L’élargissement à l’ensemble des Balkans n’étant aujourd’hui pas envisageable reste donc l’idée qu’une Conférence de paix préventive tente de mettre un vrai point final à la guerre de partage de la Yougoslavie qui avait déchiré les Balkans dans les années 90.

Face aux menaces de guerre civile, il faudrait d’abord demander aux population de la Bosnie-Herzégovine si elles souhaitent continuer à cohabiter dans l’Etat commun que les Etats-Unis et l’Europe avaient voulu faire survivre à la Yougoslavie par les Accords de Dayton. Si la réponse est « oui », il faudra proposer de nouvelles institutions, respectant d’indispensables autonomies culturelles mais réellement inclusives. Si la réponse est « non », il faudra à l’inverse négocier un partage territorial et ouvrir la voie à la création d’un Singapour musulman et au rattachement des parties serbe et croate à la Serbie et la Croatie.

La définition de ce partage sera complexe puisque les populations serbe et croate sont imbriquées en bien des points du pays mais vaut-il mieux partager par le glaive ou par la négociation, par un embrasement régional ou par une Conférence de paix parrainée par l’Union ?

La réponse est dans la question et, dans le même mouvement, il faudra travailler à des fusions entre, d’une part, le Kosovo albanais et l’Albanie et, de l’autre, le Monténégro et la Serbie afin de constituer des Etats fédéraux mais unitaires.

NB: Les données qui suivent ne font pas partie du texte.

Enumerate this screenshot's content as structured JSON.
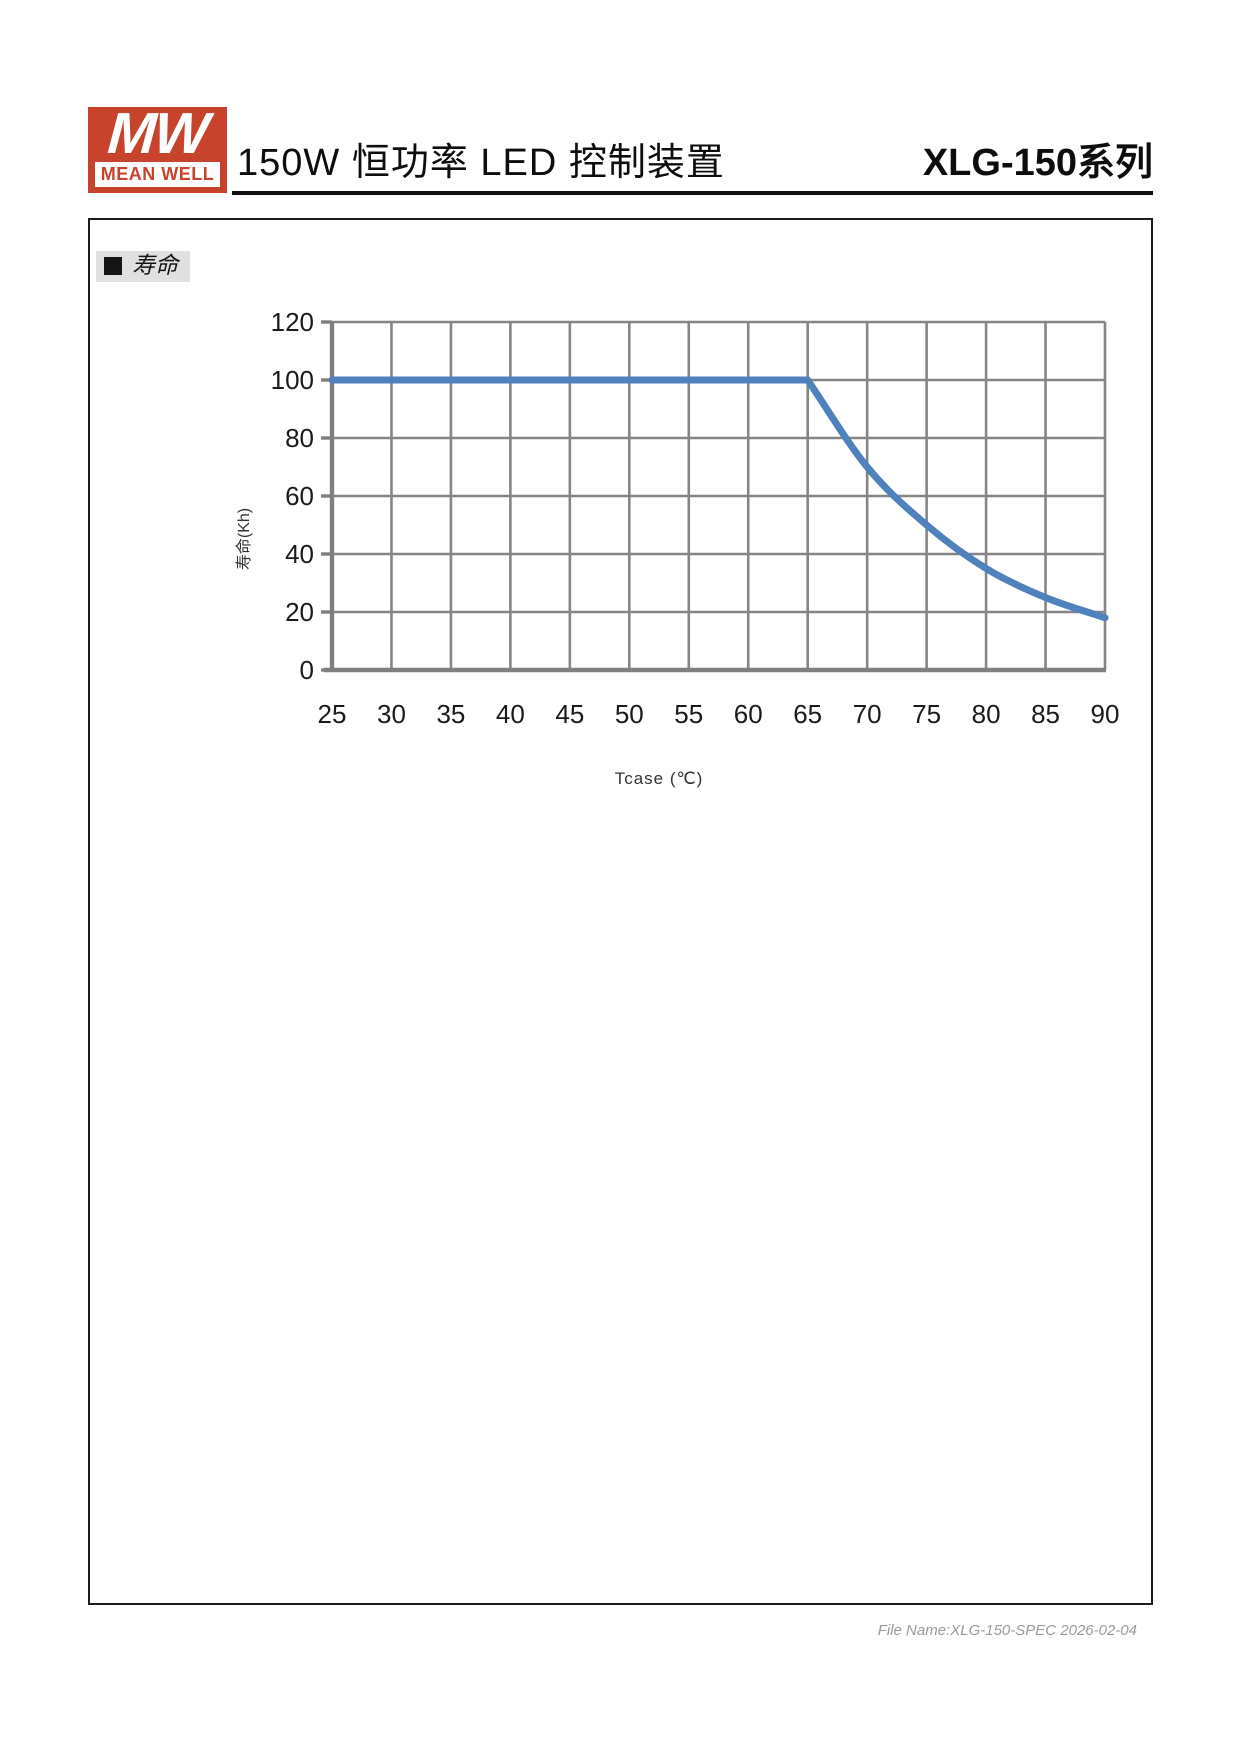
{
  "header": {
    "logo": {
      "monogram": "MW",
      "brand": "MEAN WELL"
    },
    "title": "150W 恒功率 LED 控制装置",
    "series": "XLG-150系列"
  },
  "section": {
    "label": "寿命"
  },
  "chart_data": {
    "type": "line",
    "title": "",
    "x": [
      25,
      30,
      35,
      40,
      45,
      50,
      55,
      60,
      65,
      70,
      75,
      80,
      85,
      90
    ],
    "series": [
      {
        "name": "寿命",
        "values": [
          100,
          100,
          100,
          100,
          100,
          100,
          100,
          100,
          100,
          70,
          50,
          35,
          25,
          18
        ]
      }
    ],
    "xlabel": "Tcase (℃)",
    "ylabel": "寿命(Kh)",
    "xlim": [
      25,
      90
    ],
    "ylim": [
      0,
      120
    ],
    "x_ticks": [
      25,
      30,
      35,
      40,
      45,
      50,
      55,
      60,
      65,
      70,
      75,
      80,
      85,
      90
    ],
    "y_ticks": [
      0,
      20,
      40,
      60,
      80,
      100,
      120
    ],
    "grid": true,
    "legend": "none",
    "line_color": "#4F81BD",
    "grid_color": "#858585",
    "axis_color": "#7F7F7F",
    "tick_label_color": "#1a1a1a"
  },
  "footer": {
    "file_info": "File Name:XLG-150-SPEC 2026-02-04"
  }
}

L’Union pourrait considérablement y aider en faisant valoir qu’il s’agirait là de conditions sine qua non à tout processus de rapprochement avec elle – complet accord d’association dans un premier temps puis intégration progressive à l’un des cercles, économique, politique ou les deux, de la future Union.

Rien ne sera simple. Le succès n’est pas assuré mais, face au danger d’une nouvelle guerre, l’Union se décrédibiliserait à ne pas même tenter la paix.